In Siemens-Gamesa v. Deputy Commissioner of Commercial Taxes [Writ Petition No. 31388/2024 decided December 10, 2024], the Karnataka High Court stayed recovery proceedings arising from demand notices based on the contentious Notification issued under Section 168A of the CGST Act and its corresponding State notification. The Court emphasized that the extension of limitation periods without an effective and timely recommendation from the GST Council violates the legislative framework. It also highlighted that the petitioner had not exhausted legal remedies against the original refund order, citing the principles of res judicata and the constitutional guarantee of equality and fairness under Article 14. The ruling indicates judicial caution in endorsing administrative extensions of time for adjudication.

Relevant Provisions:

Section 73(9), Central Goods and Services Tax Act, 2017:

“The proper officer shall, after considering the representation, if any, made by the person chargeable with tax, determine the amount of tax, interest and penalty due from such person and issue an order within three years from the due date for furnishing the annual return for the relevant financial year.”

Section 168A, Central Goods and Services Tax Act, 2017:

“Where, in the opinion of the Government, it is necessary to do so due to force majeure or other exceptional circumstances, the Government may, on the recommendation of the Council, by notification, extend the time limit specified in, or prescribed or notified under, this Act in respect of actions specified therein.”

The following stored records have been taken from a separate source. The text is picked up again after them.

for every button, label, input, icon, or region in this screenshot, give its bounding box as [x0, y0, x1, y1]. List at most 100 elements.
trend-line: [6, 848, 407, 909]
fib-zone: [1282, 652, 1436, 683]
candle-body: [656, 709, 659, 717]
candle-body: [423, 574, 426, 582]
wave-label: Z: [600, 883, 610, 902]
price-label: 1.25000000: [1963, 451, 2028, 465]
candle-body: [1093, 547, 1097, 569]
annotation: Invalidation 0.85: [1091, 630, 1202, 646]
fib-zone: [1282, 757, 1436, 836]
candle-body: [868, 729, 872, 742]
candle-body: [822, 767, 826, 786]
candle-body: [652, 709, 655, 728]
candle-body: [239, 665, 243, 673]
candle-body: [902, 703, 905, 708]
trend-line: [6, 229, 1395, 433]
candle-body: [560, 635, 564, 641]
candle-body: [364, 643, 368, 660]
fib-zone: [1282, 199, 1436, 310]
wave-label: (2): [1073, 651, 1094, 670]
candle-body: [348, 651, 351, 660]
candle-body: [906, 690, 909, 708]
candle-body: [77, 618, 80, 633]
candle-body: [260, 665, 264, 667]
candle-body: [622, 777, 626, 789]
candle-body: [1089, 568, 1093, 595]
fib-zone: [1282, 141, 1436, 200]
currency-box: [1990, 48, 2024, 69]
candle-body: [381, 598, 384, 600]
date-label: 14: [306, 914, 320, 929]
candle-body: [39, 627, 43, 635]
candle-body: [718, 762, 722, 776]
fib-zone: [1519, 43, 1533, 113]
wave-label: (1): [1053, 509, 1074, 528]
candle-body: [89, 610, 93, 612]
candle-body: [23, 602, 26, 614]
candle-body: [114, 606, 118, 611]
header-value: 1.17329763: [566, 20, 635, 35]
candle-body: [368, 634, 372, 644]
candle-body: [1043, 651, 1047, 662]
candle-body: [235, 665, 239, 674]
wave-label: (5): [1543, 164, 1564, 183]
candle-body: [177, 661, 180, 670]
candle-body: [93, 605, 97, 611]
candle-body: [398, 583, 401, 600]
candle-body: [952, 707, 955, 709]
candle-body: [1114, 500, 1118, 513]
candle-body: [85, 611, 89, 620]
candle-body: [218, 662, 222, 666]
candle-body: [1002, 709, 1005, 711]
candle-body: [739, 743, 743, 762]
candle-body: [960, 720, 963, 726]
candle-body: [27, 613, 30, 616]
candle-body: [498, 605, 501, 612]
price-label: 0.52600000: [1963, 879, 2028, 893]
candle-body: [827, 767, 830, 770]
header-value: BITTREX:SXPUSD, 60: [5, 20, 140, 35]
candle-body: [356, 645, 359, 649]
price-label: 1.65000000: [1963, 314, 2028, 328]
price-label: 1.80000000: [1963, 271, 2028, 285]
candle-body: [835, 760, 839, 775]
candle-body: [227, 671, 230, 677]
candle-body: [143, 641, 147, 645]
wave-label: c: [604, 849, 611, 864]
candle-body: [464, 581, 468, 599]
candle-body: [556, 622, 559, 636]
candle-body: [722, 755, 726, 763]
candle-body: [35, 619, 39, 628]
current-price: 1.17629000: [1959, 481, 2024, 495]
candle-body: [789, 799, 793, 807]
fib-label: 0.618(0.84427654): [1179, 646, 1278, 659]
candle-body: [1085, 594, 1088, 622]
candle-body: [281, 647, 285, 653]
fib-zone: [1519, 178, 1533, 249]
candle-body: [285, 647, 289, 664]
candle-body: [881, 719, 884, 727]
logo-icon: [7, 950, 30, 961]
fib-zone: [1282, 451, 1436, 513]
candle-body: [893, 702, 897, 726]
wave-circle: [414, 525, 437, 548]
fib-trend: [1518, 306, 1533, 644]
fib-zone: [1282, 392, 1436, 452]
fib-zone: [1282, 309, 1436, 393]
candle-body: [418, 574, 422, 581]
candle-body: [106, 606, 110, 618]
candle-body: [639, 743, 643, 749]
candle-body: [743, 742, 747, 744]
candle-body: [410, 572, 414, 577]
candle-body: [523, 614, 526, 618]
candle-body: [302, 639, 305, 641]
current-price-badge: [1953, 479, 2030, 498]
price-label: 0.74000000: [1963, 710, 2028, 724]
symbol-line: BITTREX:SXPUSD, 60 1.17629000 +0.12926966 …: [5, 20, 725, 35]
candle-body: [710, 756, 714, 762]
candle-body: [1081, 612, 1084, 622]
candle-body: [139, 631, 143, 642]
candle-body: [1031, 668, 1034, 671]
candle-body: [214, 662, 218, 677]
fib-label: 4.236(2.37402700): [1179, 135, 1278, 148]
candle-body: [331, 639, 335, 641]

Notification No. 56/2023-Central Tax, dated December 28, 2023:

“….. the Government, on the recommendations of the Council, hereby, extends the time limit specified under sub- section (10) of section 73 for issuance of order under sub-section (9) of section 73 of the said Act, for recovery of tax not paid or short paid or of input tax credit wrongly availed or utilized, relating to the period as specified below, namely:–

i. for the financial year 2018-19, up to the 30th day of April, 2024;

ii. for the financial year 2019-20, up to the 31st day of August, 2024.”